May 24, 1861: Butler and the end of slavery
One hundred fifty years ago today, just two days after taking command of Fort Monroe in Hampton, Virginia, Lowell’s Ben Butler made a decision that changed history. Sometime during the night of the 23-24 of May, three slaves who had been digging gun positions for the Confederate forces besieging Fort Monroe, escaped and showed up at the fort asking for asylum. What to do with slaves who came into custody of the Union Army was a dicey proposition, fraught with legal peril. While it would be absurd for the Union Army to send such slaves back to their Confederate owners, neither could they set them free. To do so would be to inflame the non-abolitionist sentiments in the North and would also likely tip the three border states, Maryland, Kentucky and Missouri into the Confederacy.

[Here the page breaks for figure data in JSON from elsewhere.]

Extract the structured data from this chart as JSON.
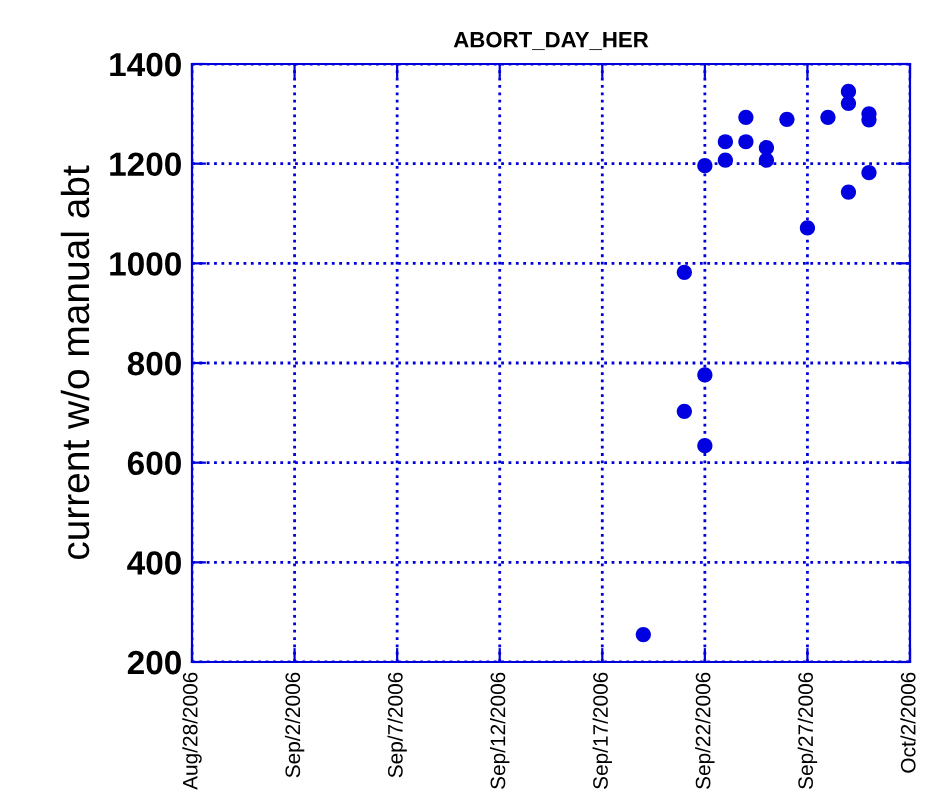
{
  "chart_data": {
    "type": "scatter",
    "title": "ABORT_DAY_HER",
    "ylabel": "current w/o manual abt",
    "x": [
      "2006-09-19",
      "2006-09-21",
      "2006-09-21",
      "2006-09-22",
      "2006-09-22",
      "2006-09-22",
      "2006-09-23",
      "2006-09-23",
      "2006-09-24",
      "2006-09-24",
      "2006-09-25",
      "2006-09-25",
      "2006-09-26",
      "2006-09-27",
      "2006-09-28",
      "2006-09-29",
      "2006-09-29",
      "2006-09-29",
      "2006-09-30",
      "2006-09-30",
      "2006-09-30"
    ],
    "series": [
      {
        "color": "#0000e0",
        "values": [
          255,
          982,
          703,
          776,
          634,
          1196,
          1244,
          1207,
          1293,
          1244,
          1232,
          1207,
          1289,
          1071,
          1293,
          1345,
          1321,
          1143,
          1300,
          1288,
          1182
        ]
      }
    ],
    "xlim": [
      "2006-08-28",
      "2006-10-02"
    ],
    "xticks": [
      {
        "value": "2006-08-28",
        "label": "Aug/28/2006"
      },
      {
        "value": "2006-09-02",
        "label": "Sep/2/2006"
      },
      {
        "value": "2006-09-07",
        "label": "Sep/7/2006"
      },
      {
        "value": "2006-09-12",
        "label": "Sep/12/2006"
      },
      {
        "value": "2006-09-17",
        "label": "Sep/17/2006"
      },
      {
        "value": "2006-09-22",
        "label": "Sep/22/2006"
      },
      {
        "value": "2006-09-27",
        "label": "Sep/27/2006"
      },
      {
        "value": "2006-10-02",
        "label": "Oct/2/2006"
      }
    ],
    "ylim": [
      200,
      1400
    ],
    "yticks": [
      200,
      400,
      600,
      800,
      1000,
      1200,
      1400
    ],
    "grid": true,
    "marker": "circle"
  }
}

With no guidance from higher headquarters, Butler drew upon his legal training to make his decision. The long-time Lowell lawyer knew that under the laws of war, if one side came into possession of personal property of the other side that was being used to advance that side’s war activities, it was proper to keep that property as “contraband of war.” Butler therefore decided that slaves that came into the custody of him command would be held as contraband of war. He telegraphed his decision to Washington and his policy was soon adopted throughout the Union Army. This precipitated a flood of escaped slaves streaming into Union lines and began influencing Lincoln’s thinking on the subject of slavery, an evolution that resulted the following year in the Emancipation Proclamation.